To refresh your memory (and covered here and here): At the heart of the case brought forward by People for the Ethical Treatment of Animals (PETA) on behalf of the primate was who owned the selfies the macaque snapped using a photographer’s camera equipment — the macaque, Naruto, or the photographer, David Slater, PETA sued Slater and his self-publishing platform, Blurb, for copyright infringement.
In 2016, District Judge William Orrick ruled that the macaque does not own the intellectual property rights to the photos. According to Ars Technica at the time, Judge Orrick called PETA’s case a “stretch,” and that he planned to dismiss the case in an upcoming order.
Again per Ars’ reporting, PETA lawyers are now preparing to drop the case, per a legal filing with the San Francisco-based 9th US Circuit Court of Appeals, and are asking the court to hold off on issuing a ruling on Naruto’s appeal — one, says Ars, that many believe was not going to go his way anyway.
Naruto, Slater and Blurb informed the court they are reaching an out-of-court settlement. Why now?
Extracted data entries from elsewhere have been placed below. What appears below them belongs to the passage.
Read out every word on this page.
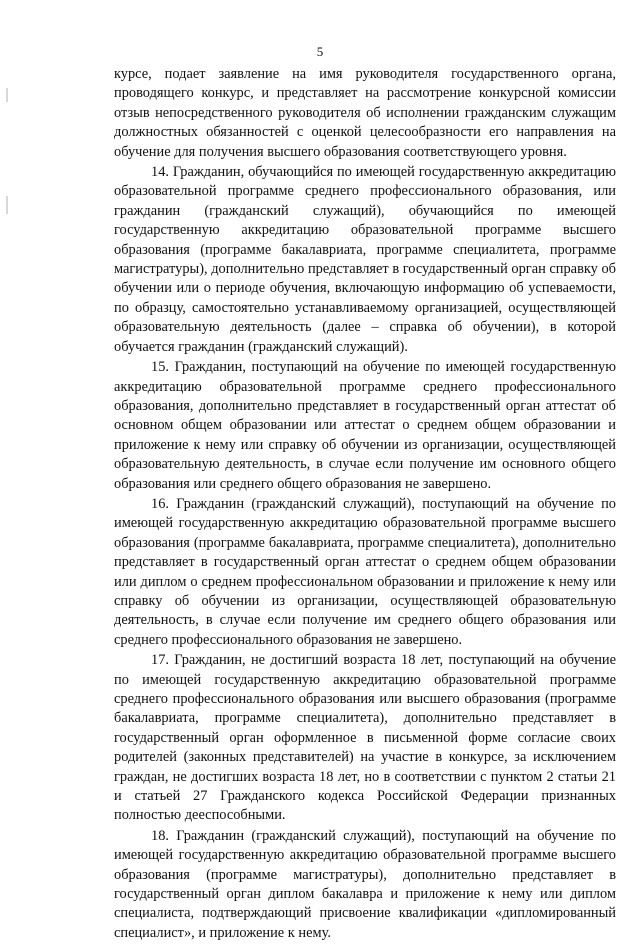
5

курсе, подает заявление на имя руководителя государственного органа, проводящего конкурс, и представляет на рассмотрение конкурсной комиссии отзыв непосредственного руководителя об исполнении гражданским служащим должностных обязанностей с оценкой целесообразности его направления на обучение для получения высшего образования соответствующего уровня.

14. Гражданин, обучающийся по имеющей государственную аккредитацию образовательной программе среднего профессионального образования, или гражданин (гражданский служащий), обучающийся по имеющей государственную аккредитацию образовательной программе высшего образования (программе бакалавриата, программе специалитета, программе магистратуры), дополнительно представляет в государственный орган справку об обучении или о периоде обучения, включающую информацию об успеваемости, по образцу, самостоятельно устанавливаемому организацией, осуществляющей образовательную деятельность (далее – справка об обучении), в которой обучается гражданин (гражданский служащий).

15. Гражданин, поступающий на обучение по имеющей государственную аккредитацию образовательной программе среднего профессионального образования, дополнительно представляет в государственный орган аттестат об основном общем образовании или аттестат о среднем общем образовании и приложение к нему или справку об обучении из организации, осуществляющей образовательную деятельность, в случае если получение им основного общего образования или среднего общего образования не завершено.

16. Гражданин (гражданский служащий), поступающий на обучение по имеющей государственную аккредитацию образовательной программе высшего образования (программе бакалавриата, программе специалитета), дополнительно представляет в государственный орган аттестат о среднем общем образовании или диплом о среднем профессиональном образовании и приложение к нему или справку об обучении из организации, осуществляющей образовательную деятельность, в случае если получение им среднего общего образования или среднего профессионального образования не завершено.

17. Гражданин, не достигший возраста 18 лет, поступающий на обучение по имеющей государственную аккредитацию образовательной программе среднего профессионального образования или высшего образования (программе бакалавриата, программе специалитета), дополнительно представляет в государственный орган оформленное в письменной форме согласие своих родителей (законных представителей) на участие в конкурсе, за исключением граждан, не достигших возраста 18 лет, но в соответствии с пунктом 2 статьи 21 и статьей 27 Гражданского кодекса Российской Федерации признанных полностью дееспособными.

18. Гражданин (гражданский служащий), поступающий на обучение по имеющей государственную аккредитацию образовательной программе высшего образования (программе магистратуры), дополнительно представляет в государственный орган диплом бакалавра и приложение к нему или диплом специалиста, подтверждающий присвоение квалификации «дипломированный специалист», и приложение к нему.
Ars expertly explains:
“US law allows the ‘prevailing party’ in a copyright infringement action, whether they be the plaintiff or defendant, to seek legal fees and costs of the opposing side — but they’re not always guaranteed to be awarded. And during oral arguments in the case last month, a three-judge panel of the court of appeals eviscerated Naruto’s arguments.”
PETA’s significant litigation sum it has accumulated, says Ars, could potentially be reduced or forgiven under the settlement terms.